Fui para o meu carro e dirigi até o local de aula. O dilúvio que caía sobre a cidade combinava com o meu estado de humor, que, até de uma forma exagerada, admito, passou da felicidade para uma sensação de desconforto terrível.
Cheguei no horário da aula, mas, em razão das fortes chuvas, o professor estava atrasado. Enquanto ele não chegava, meus colegas, que não conheço bem, conversavam entre si. Vez por outra eu intervinha, mas não cheguei a engatar uma conversa.
Já estava mais distraído e relaxado quando alguns dos alunos, que eram servidores públicos, começaram a praguejar contra o aumento de sua carga horária e diminuição de benefícios.
“É um absurdo! Por quê não começam pelos juízes?” Bradava um.
“Por essas e outras que quando faltam 10 minutos para acabar o expediente eu já desligo tudo e não atendo mais ninguém! Os advogados reclamam, mas não sabem pelo que nós passamos!” Disse outra.
Eu, que estava sentado um pouco mais à frente, me virei para trás, incrédulo, para olhar as faces dos sujeitos que até pouco antes tinham discussões jurídicas interessantes.
Eles falavam determinados. Certos do que diziam. Tinham que ser compreendidos. Como alguém poderia criticá-los?
Em vez de luz tem tiroteio no fim do túnel... Sempre mais do mesmo... Não era isso o que você queria ouvir?
Antes que pudesse levantar para me livrar, ainda que momentaneamente, daquela companhia que me estava sendo tão nociva, o professor chegou e já foi começando sua apresentação.
A aula ia bem, até que o próprio professor começou a desabafar, falando de seus dissabores com a Justiça, se é que se pode chamar o judiciário assim - como alguns salientaram.
Ele contou várias histórias que me deixaram ainda mais deprimido. A pior de todas foi a de uma jovem advogada que veio do interior e no seu primeiro caso em Salvador, recebeu, poucos dias depois da distribuição do processo, um telefonema do oficial de justiça.
A surpresa da jovem por receber a ligação só não foi maior que a pelo seu conteúdo. O oficial queria uma “ajuda de custo” para realizar a citação. Perplexa, a jovem não respondeu de imediato, combinando de retornar a ligação posteriormente.
Jovem e idealista, a advogada não poderia deixar que as coisas acontecessem daquela forma.
Teve uma idéia.
Retornou a ligação. Acertou tudo com o sujeito. Detalhes do pagamento, horários. Para ele estava tudo na mais perfeita ordem. Para ela também, afinal, havia gravado toda a conversa.

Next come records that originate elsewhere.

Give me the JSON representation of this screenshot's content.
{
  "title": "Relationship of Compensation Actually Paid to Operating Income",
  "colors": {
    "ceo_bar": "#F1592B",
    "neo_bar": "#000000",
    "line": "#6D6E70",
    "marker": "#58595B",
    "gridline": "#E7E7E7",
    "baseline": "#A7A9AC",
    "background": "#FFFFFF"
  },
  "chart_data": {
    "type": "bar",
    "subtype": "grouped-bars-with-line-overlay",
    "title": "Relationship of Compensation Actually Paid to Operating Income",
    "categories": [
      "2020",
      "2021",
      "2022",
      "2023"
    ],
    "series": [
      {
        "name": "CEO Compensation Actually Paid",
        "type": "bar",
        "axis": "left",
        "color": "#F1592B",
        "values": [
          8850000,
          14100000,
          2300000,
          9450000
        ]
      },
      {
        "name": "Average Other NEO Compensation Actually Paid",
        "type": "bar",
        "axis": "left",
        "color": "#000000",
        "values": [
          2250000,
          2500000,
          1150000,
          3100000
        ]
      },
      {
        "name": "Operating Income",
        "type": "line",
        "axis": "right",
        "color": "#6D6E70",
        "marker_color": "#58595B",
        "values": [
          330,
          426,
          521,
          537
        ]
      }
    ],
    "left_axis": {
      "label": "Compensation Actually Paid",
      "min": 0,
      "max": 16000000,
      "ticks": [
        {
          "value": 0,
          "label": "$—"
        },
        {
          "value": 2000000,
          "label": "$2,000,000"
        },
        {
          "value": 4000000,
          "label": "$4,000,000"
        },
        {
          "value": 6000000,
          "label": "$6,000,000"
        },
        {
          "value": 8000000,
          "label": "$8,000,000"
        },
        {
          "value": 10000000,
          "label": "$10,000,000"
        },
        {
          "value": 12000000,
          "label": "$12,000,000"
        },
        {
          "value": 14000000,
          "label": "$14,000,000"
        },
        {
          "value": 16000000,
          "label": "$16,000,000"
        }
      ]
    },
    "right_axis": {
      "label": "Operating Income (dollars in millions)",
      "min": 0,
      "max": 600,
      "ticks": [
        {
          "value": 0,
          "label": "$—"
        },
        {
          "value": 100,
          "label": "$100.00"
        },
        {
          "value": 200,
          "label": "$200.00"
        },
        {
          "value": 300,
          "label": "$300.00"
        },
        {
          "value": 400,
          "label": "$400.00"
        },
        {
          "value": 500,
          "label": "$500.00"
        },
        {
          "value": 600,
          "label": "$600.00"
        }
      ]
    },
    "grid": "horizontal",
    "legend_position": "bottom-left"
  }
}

No mesmo dia, a jovem foi até a corregedoria, onde teve o azar de se deparar com um sujeito tão mau-caráter quanto oficial. O vagabundo disse à advogada que ela era uma irresponsável criminosa, pois havia gravado uma conversa sem conhecimento nem autorização da outra parte, que aquilo era uma prova inválida e a escorraçou do recinto.
Simples assim.
A jovem inexperiente chorou.
Lembrei de um filme que havia (re)assistido recentemente. “O senhor das armas” com Nicolas Cage. Fantástica obra. Num determinado ponto do filme, o protagonista, faz uma afirmação que me veio a mente quando ouvi a história narrada pelo professor.
“Alguém, uma vez, disse que o mal prevalece quando os bons homens falham em agir. Deveriam dizer, simplesmente, que o mal prevalece.”
Depois dessa pérola, eu estava resolvido a ir pra casa. Apenas uma boa noite de sono poderia me recuperar. Contudo, antes que eu pudesse juntar meu material para me retirar, o professor continuou divagando.
Nessas horas, eu me lembro de diversos alunos, que depois de advogarem por um
tempo, me dizem que não agüentam mais, que os servidores são insuportáveis, que
os juízes são pouco acessíveis e que não têm mais estômago pra esse trabalho.
Então, quando pergunto o que vão fazer a respeito disso, eles respondem:‘Vou fazer concurso!’
Então, incrédulo com a incoerência, lhes pergunto se é realmente melhor deixar de ser advogado por causa de pessoas de quem não gostamos para nos tornarmos colegas delas, ou melhor, uma delas.
Bondade sua me explicar com tanta determinação exatamente o que eu sinto, como penso e como sou. Eu realmente não sabia que eu pensava assim.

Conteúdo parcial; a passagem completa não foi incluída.